Mormons are one of many religious groups struggling to operate under the new law, which bans preaching or disseminating religious materials except by authorized officials in registered religious buildings or sites. The restrictions extend to private homes and online communications.
The law’s passage and approval by President Vladimir Putin drew strong criticism from human rights and religious freedom advocates inside Russia and around the world.
The Billy Graham Evangelistic Association cancelled a World Summit of Christian Leaders in Defense of Persecuted Christians that was scheduled to take place in Moscow next month, and rescheduled the event later in Washington, D.C., citing the new Russian law that “severely limits Christians’ freedoms.”
The U.S. Commission on International Religious Freedom, created by Congress, strongly condemned the measure, arguing that it would make it very difficult for religious groups to operate in Russia.
Anuttama Dasa, spokesman for the International Society for Krishna Consciousness, commonly known as Hare Krishnas, said the law is “frightening” a lot of religious communities.
“The law originally started as anti-terrorist, but it completely opened the door to persecution of religious minorities in particular,” he said.
A month after the restrictions went into effect on July 20, at least seven people had been charged under it, according to a report by Forum 18, a news service based in Norway that monitors religious freedom in Russia and Central Asia.
The list includes a Baptist preacher from the United States who was charged with holding religious services in his home and advertising them on public bulletin boards. He was convicted and fined, but he is appealing the case.
Religious minorities in Russia have also struggled under an anti-extremism law that since 2007 has defined religious extremism as promoting “the superiority of one’s own religion” and does not require the threat or use of violence.
Many nonviolent Muslims and Jehovah’s Witnesses have been charged and convicted under the law. And a federal list of banned “extremist” material now exceeds 3,000 banned religious texts.
In the former Soviet Union, the government promoted atheism and repressed religious organizing by closing churches and synagogues, or imprisoning or executing religious leaders or devotees.
After the fall of Communism, it adopted a new approach of religious tolerance. There was a flurry of religious activity, with formerly underground religious groups opening up and foreign missionaries moving into the country.
“There was a backlash against it almost immediately,” said Geraldine Fagan, an advocate and author of Believing in Russia — Religious Policy after Communism.”
While the federal policy promoted open religious expression, many local leaders were resistant and pushed for restrictions, which have increased over time.
Today a majority — nearly 70 percent — of Russia’s 143 million people identify as Orthodox Christian and 7 percent consider themselves Muslim, according to a 2013 poll cited by the U.S. Commission on International Religious Freedom. A small minority adhere to other faiths.

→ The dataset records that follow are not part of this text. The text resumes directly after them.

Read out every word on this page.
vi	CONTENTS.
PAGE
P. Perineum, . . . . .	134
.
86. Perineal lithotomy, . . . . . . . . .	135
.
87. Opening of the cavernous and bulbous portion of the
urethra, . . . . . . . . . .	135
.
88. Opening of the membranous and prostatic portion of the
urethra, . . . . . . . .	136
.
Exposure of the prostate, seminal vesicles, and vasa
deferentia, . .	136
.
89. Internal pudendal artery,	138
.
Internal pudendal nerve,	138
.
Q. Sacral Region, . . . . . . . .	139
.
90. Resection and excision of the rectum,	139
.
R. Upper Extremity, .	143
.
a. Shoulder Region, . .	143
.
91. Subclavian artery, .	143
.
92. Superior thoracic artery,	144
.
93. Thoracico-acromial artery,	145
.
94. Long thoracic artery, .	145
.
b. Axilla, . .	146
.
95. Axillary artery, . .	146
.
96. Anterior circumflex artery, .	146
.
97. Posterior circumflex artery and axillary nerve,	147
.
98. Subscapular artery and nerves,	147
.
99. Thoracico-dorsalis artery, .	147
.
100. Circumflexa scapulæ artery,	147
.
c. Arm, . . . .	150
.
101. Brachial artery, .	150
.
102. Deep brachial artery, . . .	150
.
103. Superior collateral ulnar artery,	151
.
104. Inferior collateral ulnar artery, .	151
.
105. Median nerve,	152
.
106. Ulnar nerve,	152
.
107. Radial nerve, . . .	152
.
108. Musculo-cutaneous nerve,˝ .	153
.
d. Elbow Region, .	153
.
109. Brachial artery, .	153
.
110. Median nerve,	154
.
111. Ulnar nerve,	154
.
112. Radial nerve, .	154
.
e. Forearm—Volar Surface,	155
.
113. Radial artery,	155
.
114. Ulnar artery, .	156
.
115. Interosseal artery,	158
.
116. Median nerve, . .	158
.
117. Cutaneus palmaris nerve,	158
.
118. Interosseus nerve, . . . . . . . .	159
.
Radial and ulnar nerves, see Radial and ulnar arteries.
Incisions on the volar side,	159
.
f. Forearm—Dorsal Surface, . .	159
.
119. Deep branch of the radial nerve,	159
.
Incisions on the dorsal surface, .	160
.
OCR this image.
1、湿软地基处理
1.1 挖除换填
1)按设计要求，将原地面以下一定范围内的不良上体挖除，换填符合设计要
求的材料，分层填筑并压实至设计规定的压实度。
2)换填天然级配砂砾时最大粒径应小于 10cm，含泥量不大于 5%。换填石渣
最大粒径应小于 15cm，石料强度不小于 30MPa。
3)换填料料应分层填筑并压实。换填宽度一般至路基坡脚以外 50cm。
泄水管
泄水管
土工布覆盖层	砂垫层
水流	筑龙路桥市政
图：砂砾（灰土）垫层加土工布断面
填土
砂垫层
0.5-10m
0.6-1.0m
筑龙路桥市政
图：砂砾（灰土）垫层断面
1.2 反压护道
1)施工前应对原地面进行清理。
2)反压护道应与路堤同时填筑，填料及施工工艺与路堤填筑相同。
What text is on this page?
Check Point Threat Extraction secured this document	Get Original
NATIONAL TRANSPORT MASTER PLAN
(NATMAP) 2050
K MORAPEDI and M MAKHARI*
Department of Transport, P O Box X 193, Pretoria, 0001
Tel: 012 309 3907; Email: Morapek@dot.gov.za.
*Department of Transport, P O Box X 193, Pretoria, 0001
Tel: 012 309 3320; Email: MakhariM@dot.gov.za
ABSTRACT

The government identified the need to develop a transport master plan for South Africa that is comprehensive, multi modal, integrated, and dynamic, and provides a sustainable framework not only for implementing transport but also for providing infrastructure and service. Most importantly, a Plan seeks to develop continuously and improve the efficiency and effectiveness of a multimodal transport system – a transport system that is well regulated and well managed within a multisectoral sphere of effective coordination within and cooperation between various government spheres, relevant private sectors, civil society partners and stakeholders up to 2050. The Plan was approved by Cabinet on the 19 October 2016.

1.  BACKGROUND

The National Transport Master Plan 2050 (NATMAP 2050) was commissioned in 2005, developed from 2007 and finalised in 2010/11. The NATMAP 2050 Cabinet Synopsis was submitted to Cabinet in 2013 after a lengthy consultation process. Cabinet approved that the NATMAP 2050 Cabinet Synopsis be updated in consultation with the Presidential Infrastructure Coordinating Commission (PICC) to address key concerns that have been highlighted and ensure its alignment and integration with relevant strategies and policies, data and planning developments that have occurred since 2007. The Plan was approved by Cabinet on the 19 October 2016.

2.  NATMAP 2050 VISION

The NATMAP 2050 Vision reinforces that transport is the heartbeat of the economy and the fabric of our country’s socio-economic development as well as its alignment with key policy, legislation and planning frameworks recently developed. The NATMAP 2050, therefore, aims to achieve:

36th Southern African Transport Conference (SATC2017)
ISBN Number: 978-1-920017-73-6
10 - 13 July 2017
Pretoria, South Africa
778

Experts say most Russians remain skeptical of different religions, particularly from outside the country.
Josh Harrison, who served a Mormon mission in the Samara region in Russia from 2013 to 2015, said much of his job was to overcome stigma.
“There was propaganda that we were some kind of cult or spy system because we were American,” he said.
During the Russian invasion and annexing of the Ukrainian region of Crimea, there was a spike in anti-American sentiment brought on by the United States’ support of anti-Russian protests in Ukraine. Harrison said missionaries stopped wearing their name tags as a security measure, so they would not be easily identifiable as Americans.
He said the regional governments were strict in their supervision. It was onerous to get visas approved and re-approved in each new city and he spent “a lot of time in taxis” bringing his passport from one office to another.
Last month, six Mormon missionaries in the same region had to be reassigned because of visa infractions. Five went to other countries and one returned home.
James E. Andrik, associate General Counsel for the Jehovah’s Witnesses, which counts about 175,000 members in Russia, said the crack down on missionary work strikes at a core tenet of his faith that requires all members to be missionaries. “It’s a commandment from Jesus to talk about the good news of the kingdom. That’s why we witness,” he said.
He said obeying the new law will be difficult.
“We are law abiding scrupulously until men are asking something that only God should decide,” he said.